The graphic symbols on the signs are self-explanatory, there is an apple and a tumbler with a straw, all inside a red circle with a diagonal line cutting across the main image. As long as you understand the red circle and the diagonal line cutting across it, then this sign is easily understood to mean: “No eating.”

For a non-Chinese speaker, it does not matter if he understands the Chinese characters. The symbol is enough to dissuade eating. What makes this sign important is the effort put into completeness, and to accommodate English speakers. This is where the sign fails. For an English-speaker, it would be hard to reconcile the image with “Do not diet.”

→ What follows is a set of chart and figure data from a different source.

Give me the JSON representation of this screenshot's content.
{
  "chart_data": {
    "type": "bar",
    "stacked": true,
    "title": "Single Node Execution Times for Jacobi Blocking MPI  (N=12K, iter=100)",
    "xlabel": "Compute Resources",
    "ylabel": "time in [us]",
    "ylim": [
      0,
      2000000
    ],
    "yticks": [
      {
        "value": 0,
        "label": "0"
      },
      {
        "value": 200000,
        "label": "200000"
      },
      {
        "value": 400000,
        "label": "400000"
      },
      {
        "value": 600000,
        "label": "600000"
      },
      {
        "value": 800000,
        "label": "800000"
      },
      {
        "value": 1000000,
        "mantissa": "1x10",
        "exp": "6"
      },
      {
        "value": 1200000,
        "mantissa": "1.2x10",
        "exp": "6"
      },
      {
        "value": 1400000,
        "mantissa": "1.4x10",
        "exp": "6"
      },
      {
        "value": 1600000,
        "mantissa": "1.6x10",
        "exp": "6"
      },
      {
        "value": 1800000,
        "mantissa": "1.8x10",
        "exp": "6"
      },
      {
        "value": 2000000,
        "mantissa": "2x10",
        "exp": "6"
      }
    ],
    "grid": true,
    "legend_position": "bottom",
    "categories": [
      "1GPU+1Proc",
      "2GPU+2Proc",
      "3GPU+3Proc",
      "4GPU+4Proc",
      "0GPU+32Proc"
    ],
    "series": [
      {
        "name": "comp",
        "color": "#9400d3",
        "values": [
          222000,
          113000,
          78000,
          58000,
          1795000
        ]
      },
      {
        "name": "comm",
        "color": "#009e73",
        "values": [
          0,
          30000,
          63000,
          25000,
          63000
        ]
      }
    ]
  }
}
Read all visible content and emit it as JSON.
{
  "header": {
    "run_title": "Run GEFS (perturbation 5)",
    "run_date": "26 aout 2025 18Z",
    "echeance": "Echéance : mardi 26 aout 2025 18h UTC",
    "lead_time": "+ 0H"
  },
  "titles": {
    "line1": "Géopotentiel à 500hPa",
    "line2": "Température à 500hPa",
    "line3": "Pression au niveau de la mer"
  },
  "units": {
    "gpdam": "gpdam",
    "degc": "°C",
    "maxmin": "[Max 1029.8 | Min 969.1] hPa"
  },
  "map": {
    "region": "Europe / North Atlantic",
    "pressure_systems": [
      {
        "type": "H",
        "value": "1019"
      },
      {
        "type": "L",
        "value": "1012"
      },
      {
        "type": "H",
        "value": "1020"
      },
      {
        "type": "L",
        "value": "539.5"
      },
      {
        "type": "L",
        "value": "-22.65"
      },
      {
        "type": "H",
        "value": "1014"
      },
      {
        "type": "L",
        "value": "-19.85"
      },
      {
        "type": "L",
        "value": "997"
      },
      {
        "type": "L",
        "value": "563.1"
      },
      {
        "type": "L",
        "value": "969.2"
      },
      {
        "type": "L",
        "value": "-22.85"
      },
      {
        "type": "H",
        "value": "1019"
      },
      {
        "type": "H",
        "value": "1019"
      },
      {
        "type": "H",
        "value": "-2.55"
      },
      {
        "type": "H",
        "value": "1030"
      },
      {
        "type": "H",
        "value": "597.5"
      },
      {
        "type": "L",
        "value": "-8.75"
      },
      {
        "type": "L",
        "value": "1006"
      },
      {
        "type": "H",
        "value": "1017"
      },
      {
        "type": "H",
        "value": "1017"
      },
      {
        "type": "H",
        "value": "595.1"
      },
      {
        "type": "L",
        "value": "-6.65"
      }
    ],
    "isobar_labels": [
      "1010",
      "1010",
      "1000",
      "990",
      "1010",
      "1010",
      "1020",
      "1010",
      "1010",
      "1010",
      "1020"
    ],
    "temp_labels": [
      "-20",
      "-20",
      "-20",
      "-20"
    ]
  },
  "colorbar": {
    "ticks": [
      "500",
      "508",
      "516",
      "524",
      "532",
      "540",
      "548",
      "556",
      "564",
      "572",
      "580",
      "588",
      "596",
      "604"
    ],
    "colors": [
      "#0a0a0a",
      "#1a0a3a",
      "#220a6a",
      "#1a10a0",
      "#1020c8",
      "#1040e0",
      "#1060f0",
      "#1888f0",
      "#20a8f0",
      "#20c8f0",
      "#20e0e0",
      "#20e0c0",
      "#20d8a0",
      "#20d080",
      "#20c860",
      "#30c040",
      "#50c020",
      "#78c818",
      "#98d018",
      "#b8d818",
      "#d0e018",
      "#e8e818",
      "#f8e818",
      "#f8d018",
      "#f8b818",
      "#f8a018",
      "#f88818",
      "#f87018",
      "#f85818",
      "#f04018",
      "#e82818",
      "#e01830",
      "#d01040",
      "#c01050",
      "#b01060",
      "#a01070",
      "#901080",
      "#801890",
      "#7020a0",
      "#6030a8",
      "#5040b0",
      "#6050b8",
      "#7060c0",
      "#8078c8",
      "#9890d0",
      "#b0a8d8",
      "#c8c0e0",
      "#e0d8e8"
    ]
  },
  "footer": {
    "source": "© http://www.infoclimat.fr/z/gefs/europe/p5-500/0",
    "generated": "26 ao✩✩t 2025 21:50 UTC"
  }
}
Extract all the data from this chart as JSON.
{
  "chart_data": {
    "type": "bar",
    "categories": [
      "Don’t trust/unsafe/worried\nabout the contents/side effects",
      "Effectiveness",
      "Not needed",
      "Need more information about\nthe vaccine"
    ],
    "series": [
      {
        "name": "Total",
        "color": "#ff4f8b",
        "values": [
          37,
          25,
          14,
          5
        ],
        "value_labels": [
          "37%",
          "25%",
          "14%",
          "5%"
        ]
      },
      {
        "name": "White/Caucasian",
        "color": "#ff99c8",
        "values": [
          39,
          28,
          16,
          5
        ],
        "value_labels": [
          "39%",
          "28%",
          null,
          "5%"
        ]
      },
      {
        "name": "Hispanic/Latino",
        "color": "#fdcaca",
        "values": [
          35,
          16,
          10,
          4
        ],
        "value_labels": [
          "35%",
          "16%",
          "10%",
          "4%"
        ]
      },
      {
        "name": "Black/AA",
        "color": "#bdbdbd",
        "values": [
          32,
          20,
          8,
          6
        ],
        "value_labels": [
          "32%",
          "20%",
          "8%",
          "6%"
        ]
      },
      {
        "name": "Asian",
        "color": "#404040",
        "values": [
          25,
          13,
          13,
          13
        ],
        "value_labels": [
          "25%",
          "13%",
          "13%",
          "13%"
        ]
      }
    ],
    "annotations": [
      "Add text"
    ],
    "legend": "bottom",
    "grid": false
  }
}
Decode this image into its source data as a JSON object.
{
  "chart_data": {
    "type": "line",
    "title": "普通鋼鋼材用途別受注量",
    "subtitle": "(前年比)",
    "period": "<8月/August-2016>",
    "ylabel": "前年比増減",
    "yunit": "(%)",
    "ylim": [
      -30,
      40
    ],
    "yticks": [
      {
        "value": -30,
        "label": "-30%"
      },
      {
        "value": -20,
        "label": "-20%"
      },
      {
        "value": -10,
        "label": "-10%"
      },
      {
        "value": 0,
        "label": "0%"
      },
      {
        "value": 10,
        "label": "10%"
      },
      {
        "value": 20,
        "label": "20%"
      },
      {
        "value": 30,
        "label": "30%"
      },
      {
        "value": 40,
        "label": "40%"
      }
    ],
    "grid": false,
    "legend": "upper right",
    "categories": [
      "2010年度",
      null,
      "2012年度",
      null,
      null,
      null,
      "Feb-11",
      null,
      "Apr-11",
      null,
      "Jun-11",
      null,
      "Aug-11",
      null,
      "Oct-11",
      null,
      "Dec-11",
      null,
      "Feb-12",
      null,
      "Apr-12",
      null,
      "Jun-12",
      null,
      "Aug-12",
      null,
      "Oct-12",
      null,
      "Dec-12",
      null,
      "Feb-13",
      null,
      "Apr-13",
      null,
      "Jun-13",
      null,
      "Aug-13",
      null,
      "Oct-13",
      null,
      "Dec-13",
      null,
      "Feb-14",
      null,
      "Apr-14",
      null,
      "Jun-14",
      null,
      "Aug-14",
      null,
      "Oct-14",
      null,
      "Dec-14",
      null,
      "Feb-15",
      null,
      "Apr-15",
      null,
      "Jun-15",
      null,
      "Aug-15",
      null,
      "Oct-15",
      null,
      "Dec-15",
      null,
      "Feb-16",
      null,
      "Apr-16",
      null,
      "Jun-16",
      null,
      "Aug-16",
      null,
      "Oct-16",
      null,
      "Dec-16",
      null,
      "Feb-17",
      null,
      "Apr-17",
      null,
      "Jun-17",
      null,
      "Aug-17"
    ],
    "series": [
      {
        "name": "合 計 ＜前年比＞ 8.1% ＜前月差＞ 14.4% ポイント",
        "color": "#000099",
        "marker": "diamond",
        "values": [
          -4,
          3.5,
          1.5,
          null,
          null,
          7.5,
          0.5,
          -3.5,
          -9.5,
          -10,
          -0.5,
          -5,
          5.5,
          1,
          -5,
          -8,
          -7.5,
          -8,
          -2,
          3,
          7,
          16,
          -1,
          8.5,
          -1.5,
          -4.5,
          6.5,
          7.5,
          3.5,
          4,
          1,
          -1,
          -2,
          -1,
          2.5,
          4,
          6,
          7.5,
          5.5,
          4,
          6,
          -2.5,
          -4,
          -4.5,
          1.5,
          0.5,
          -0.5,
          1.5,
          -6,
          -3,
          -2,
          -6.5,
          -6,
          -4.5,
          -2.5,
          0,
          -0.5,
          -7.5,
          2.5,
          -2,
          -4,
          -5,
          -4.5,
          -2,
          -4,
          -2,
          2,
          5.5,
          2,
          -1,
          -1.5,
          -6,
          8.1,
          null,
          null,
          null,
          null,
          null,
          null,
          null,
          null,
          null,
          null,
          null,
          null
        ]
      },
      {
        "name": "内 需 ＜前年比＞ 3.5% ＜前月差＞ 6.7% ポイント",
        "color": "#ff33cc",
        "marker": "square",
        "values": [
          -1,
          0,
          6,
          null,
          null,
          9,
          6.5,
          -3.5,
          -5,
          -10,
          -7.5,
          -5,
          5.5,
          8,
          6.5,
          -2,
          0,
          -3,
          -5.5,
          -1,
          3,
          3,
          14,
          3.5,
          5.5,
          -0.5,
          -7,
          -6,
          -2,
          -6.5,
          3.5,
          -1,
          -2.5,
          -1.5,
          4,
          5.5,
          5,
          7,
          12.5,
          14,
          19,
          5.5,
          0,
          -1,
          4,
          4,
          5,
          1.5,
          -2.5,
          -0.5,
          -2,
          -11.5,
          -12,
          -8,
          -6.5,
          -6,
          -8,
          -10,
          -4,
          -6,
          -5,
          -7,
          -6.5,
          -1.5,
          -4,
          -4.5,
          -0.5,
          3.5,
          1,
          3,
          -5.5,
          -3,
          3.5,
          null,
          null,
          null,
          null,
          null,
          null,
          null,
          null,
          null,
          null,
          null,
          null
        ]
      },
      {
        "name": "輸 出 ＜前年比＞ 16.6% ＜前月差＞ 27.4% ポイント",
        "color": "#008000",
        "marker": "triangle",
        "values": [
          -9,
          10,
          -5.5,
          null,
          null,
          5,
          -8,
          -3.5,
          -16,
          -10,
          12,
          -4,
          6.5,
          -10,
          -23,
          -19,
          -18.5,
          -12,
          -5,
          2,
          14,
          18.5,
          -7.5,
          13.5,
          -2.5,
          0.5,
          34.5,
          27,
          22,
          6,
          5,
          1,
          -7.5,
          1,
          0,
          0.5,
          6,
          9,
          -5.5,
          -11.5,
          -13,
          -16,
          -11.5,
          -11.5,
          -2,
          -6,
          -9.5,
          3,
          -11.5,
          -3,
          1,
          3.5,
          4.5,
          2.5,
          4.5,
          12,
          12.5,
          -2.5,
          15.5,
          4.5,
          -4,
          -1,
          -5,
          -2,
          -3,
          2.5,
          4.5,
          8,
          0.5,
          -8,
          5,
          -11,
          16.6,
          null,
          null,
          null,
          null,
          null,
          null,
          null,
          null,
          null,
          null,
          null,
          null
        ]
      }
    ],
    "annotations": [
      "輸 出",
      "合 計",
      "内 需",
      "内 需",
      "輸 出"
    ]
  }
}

It would be a lively discussion if ever there would ever be a sign which says, “Do not diet.” What would the graphics be? Why would anyone want that placed in public? This is a contextual error, made by an overzealous translator who may have mistaken “diet” with “eating.” The concept of diet may be rooted in “eating” or of eating a particular set of food. However, this might not be the case in Chinese. They have a rich vocabulary, and this has been in written form for more than 3,500 years. Any living language would be dynamic and able to adapt to contemporary culture, where the introduction of the language is part of the language’s character. It is possible that in some way, there is a word in Chinese which corresponds to “eating” and “diet” at the same time.

Even if that were true, the English translation still does not sound fit to the occasion, or the public sign.